The Objectives: To determine the age of suspicion, confirmation and amplification of hearing handicap in children and to assess the burden of parental delay in the evaluation of hearing loss. Methods: A prospective study was done at a tertiary academic hospital in South India on 61 children with bilateral sensory neural deafness who either warrant hearing aid fitting for amplification or those hearing aids found ineffective. Any significant motor, visual, sensory or genetic disorders were excluded. Interviewer administered a questionnaire to the parents, guardian or older children for evaluations of their awareness and knowledge of the special needs. Pure tone audiometry was done for all children older than 5 years and Auditory Brainstem Evoked Response (ABER) audiometry was done in those younger than 5 years and older children who were mentally challenged. All the children were prescribed hearing aid after a trail and those who were already aided were evaluated for the performance of the aid. From the data, the age of suspicion, identification and the amplification were determined. The various factors were noted; data entered and analyzed using Statistical Programme for Social Science (SPSS -Version 6).
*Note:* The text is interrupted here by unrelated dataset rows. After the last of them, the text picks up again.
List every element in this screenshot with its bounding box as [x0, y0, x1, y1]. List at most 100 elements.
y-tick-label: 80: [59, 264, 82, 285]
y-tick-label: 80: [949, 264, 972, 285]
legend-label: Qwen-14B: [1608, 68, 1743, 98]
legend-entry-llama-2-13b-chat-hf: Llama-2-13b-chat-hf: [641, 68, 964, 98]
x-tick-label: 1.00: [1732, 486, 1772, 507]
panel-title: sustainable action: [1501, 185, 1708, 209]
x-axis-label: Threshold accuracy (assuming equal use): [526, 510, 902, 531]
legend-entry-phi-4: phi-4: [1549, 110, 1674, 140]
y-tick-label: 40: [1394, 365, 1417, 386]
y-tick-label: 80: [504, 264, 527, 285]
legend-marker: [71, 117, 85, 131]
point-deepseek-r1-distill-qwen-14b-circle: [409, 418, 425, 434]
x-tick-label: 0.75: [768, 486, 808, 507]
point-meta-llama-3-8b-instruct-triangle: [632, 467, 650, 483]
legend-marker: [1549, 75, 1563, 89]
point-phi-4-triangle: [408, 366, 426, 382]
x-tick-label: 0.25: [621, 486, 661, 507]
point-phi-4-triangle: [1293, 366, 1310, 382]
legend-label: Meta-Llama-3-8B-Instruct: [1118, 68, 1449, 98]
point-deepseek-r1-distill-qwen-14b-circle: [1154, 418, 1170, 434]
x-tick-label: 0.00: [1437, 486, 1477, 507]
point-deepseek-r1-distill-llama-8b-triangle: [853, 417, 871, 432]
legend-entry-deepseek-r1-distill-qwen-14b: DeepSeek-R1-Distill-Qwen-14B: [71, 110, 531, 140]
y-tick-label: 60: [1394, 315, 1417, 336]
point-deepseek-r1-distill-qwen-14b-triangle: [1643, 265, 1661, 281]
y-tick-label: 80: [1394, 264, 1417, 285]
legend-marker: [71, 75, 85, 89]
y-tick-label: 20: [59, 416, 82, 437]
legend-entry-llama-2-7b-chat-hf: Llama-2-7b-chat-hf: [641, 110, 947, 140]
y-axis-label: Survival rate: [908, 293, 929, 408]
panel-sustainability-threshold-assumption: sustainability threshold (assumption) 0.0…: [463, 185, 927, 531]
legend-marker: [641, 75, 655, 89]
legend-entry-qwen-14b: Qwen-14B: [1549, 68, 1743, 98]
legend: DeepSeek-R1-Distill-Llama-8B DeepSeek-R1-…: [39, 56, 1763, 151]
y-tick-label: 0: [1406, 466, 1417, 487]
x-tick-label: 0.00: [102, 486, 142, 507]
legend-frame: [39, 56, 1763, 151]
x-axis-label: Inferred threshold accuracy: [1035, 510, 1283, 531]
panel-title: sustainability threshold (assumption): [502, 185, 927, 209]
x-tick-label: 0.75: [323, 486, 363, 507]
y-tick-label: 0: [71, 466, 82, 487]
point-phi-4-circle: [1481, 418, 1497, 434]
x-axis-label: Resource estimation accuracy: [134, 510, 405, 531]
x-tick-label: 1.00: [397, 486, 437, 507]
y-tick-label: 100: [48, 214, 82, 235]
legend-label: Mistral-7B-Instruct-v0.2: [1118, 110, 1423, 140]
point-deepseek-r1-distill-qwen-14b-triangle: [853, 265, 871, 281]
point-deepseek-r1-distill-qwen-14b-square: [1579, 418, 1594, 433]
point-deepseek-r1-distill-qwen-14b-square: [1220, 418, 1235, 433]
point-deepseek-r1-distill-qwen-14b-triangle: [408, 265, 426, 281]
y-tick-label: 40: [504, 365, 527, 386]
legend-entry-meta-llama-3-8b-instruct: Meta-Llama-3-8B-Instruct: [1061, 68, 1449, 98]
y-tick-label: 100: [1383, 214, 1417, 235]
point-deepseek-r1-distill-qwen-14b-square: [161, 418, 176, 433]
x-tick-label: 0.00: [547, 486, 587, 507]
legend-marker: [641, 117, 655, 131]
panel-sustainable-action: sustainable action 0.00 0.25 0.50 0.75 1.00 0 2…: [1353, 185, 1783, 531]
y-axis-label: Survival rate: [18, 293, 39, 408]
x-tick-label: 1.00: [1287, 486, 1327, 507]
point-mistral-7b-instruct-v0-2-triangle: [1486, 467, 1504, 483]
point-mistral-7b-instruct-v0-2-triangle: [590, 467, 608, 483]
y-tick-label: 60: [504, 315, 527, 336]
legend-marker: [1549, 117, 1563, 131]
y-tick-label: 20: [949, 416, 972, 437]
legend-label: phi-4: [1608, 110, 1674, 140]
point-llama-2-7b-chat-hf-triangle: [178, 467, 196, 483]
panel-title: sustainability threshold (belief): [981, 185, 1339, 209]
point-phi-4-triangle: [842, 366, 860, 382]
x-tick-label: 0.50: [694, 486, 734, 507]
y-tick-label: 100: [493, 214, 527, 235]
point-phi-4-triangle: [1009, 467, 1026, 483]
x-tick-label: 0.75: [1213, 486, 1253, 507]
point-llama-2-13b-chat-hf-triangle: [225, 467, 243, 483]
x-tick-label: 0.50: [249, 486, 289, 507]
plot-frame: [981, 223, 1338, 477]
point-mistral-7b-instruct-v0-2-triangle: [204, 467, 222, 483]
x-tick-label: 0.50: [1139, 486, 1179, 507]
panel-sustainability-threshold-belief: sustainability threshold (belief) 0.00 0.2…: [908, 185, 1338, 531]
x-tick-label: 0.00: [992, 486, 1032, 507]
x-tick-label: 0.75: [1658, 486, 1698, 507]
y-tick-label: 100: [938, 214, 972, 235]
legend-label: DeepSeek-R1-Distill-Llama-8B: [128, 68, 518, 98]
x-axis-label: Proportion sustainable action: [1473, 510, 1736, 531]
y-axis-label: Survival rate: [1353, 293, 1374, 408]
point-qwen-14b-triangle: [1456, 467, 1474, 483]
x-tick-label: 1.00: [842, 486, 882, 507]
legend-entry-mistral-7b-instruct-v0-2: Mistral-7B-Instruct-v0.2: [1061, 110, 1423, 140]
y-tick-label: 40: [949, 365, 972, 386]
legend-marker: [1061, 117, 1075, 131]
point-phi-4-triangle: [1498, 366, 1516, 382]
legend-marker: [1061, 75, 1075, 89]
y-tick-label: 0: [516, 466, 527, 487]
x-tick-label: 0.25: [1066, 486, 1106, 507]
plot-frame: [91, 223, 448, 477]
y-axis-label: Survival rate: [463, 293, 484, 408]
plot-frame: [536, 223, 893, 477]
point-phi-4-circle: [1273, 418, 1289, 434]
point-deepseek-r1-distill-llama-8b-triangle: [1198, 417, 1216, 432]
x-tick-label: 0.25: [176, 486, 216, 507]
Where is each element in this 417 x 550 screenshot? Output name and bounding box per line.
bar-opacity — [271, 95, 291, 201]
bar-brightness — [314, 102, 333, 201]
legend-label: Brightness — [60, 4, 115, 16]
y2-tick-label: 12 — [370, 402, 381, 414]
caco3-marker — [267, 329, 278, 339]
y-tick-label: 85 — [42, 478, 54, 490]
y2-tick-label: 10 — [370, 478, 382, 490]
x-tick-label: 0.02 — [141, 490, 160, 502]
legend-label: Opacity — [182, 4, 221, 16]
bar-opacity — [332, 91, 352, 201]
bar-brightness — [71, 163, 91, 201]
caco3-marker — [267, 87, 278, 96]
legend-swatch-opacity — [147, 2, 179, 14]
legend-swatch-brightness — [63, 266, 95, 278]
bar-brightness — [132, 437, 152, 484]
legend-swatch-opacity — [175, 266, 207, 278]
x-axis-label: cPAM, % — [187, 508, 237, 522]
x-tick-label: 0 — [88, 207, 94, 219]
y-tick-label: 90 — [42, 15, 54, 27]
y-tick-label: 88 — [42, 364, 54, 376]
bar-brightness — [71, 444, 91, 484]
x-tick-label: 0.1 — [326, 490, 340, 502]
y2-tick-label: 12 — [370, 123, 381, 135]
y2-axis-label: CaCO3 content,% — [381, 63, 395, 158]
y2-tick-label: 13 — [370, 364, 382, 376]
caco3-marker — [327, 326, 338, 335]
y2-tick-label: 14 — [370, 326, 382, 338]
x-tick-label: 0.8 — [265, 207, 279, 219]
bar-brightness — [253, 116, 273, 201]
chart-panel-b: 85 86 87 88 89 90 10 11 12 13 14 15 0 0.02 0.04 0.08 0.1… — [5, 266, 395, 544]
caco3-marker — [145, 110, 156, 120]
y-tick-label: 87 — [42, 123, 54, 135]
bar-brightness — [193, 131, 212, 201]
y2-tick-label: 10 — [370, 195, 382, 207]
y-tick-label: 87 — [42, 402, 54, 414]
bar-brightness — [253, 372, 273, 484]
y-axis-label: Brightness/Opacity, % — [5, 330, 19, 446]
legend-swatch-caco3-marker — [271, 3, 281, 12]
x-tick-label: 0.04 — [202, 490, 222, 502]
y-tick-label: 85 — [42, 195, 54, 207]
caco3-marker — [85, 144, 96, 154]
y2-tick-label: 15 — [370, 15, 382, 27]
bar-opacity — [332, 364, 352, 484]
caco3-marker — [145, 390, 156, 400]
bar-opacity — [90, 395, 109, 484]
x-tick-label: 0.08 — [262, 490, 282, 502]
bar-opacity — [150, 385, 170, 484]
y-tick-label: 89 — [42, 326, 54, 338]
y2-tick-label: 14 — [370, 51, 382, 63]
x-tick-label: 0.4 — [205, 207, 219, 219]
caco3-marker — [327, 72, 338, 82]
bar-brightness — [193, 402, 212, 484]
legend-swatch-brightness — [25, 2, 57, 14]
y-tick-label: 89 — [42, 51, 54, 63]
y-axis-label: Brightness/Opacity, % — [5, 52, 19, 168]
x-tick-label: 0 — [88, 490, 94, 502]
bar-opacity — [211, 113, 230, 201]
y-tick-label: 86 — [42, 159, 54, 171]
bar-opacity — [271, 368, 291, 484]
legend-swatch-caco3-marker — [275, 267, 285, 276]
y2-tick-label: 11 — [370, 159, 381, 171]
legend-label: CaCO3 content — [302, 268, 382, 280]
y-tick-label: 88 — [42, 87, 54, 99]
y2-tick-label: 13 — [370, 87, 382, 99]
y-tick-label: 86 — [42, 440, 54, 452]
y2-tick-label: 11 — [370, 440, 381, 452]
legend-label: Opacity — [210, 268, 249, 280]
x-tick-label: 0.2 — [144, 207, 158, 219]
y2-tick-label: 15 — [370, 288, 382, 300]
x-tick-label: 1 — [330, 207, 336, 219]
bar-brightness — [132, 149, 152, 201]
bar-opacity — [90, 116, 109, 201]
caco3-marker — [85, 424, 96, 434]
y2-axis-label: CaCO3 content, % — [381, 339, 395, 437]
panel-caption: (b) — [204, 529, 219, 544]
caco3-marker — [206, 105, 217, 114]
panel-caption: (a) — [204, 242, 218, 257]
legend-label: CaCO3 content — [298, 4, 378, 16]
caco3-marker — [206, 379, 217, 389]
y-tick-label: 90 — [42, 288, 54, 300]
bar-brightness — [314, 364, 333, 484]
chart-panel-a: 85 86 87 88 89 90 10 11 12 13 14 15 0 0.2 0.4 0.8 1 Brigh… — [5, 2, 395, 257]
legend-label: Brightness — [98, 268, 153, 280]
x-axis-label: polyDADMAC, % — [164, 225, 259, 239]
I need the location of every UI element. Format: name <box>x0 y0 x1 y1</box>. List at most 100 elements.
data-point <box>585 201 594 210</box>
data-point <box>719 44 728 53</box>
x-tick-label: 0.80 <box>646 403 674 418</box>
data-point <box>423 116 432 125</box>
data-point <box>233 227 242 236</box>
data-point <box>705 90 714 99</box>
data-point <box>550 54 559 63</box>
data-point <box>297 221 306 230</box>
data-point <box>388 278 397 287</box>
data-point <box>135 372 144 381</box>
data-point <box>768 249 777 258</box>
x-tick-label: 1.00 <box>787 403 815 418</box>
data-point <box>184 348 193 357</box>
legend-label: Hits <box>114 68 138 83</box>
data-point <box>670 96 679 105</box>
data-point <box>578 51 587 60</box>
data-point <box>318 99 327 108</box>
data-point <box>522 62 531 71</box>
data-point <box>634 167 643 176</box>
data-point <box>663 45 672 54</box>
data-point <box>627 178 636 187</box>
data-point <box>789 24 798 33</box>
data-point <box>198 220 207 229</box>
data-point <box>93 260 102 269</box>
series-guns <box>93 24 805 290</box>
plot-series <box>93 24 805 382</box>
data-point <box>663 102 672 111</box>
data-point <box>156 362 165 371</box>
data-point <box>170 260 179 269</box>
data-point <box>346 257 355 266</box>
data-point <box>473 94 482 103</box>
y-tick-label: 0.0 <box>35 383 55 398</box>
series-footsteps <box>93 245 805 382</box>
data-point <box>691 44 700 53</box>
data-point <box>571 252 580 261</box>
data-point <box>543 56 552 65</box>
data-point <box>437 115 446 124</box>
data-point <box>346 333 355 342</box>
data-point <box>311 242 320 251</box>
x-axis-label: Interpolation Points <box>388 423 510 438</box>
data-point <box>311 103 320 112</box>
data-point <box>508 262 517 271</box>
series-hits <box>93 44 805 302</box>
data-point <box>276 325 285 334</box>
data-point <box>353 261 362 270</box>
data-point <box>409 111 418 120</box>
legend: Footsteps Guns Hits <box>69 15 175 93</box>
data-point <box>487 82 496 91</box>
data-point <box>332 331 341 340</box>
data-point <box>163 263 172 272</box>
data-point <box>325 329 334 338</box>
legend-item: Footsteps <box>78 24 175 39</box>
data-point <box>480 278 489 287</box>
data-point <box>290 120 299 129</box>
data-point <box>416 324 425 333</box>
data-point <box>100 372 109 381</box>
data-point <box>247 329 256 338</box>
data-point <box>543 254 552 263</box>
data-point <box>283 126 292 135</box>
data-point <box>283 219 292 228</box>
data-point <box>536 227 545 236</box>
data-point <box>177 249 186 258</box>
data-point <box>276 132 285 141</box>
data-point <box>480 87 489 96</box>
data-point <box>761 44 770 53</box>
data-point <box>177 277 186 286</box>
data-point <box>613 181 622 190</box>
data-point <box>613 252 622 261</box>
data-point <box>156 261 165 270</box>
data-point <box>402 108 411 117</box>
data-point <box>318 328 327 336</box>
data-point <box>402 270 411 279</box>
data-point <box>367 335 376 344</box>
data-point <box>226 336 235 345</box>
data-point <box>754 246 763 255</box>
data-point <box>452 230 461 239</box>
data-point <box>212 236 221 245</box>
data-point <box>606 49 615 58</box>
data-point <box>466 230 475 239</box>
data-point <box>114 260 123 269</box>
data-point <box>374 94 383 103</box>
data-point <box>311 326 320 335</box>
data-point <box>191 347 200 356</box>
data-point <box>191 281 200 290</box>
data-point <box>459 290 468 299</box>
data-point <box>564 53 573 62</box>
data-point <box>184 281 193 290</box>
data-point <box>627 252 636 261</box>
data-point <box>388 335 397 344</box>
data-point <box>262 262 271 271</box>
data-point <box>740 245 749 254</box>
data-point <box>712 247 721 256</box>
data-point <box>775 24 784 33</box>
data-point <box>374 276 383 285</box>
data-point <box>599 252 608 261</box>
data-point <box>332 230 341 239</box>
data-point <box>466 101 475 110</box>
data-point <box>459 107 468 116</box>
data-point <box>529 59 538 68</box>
Design: Prospective case study Results: The mean age in months at first suspicion, identification and the amplification was 19.59 months, 24.82 months and 29.28 months respectively. The average delays between the age of suspicion and identification was 5.23 months and the time interval between the identification and amplification was 4.46 months. In 70.48% of children the hearing loss was suspected after one year of age and only 1.6% have confirmed to have hearing loss and amplified before 6 months. Conclusion:The substantial parental delay of suspicion and its subsequent delay in identification and the amplification of childhood deafness indicate that the attainable realistic goal of EHDI has not yet been achieved. Setting up EHDI through UNHS is a challenge in developing countries, however an unavoidable strategy. Hence cost effective national policies with community support should be considered to give greater chance of linguistic, psychological and social development to the hearing impaired children.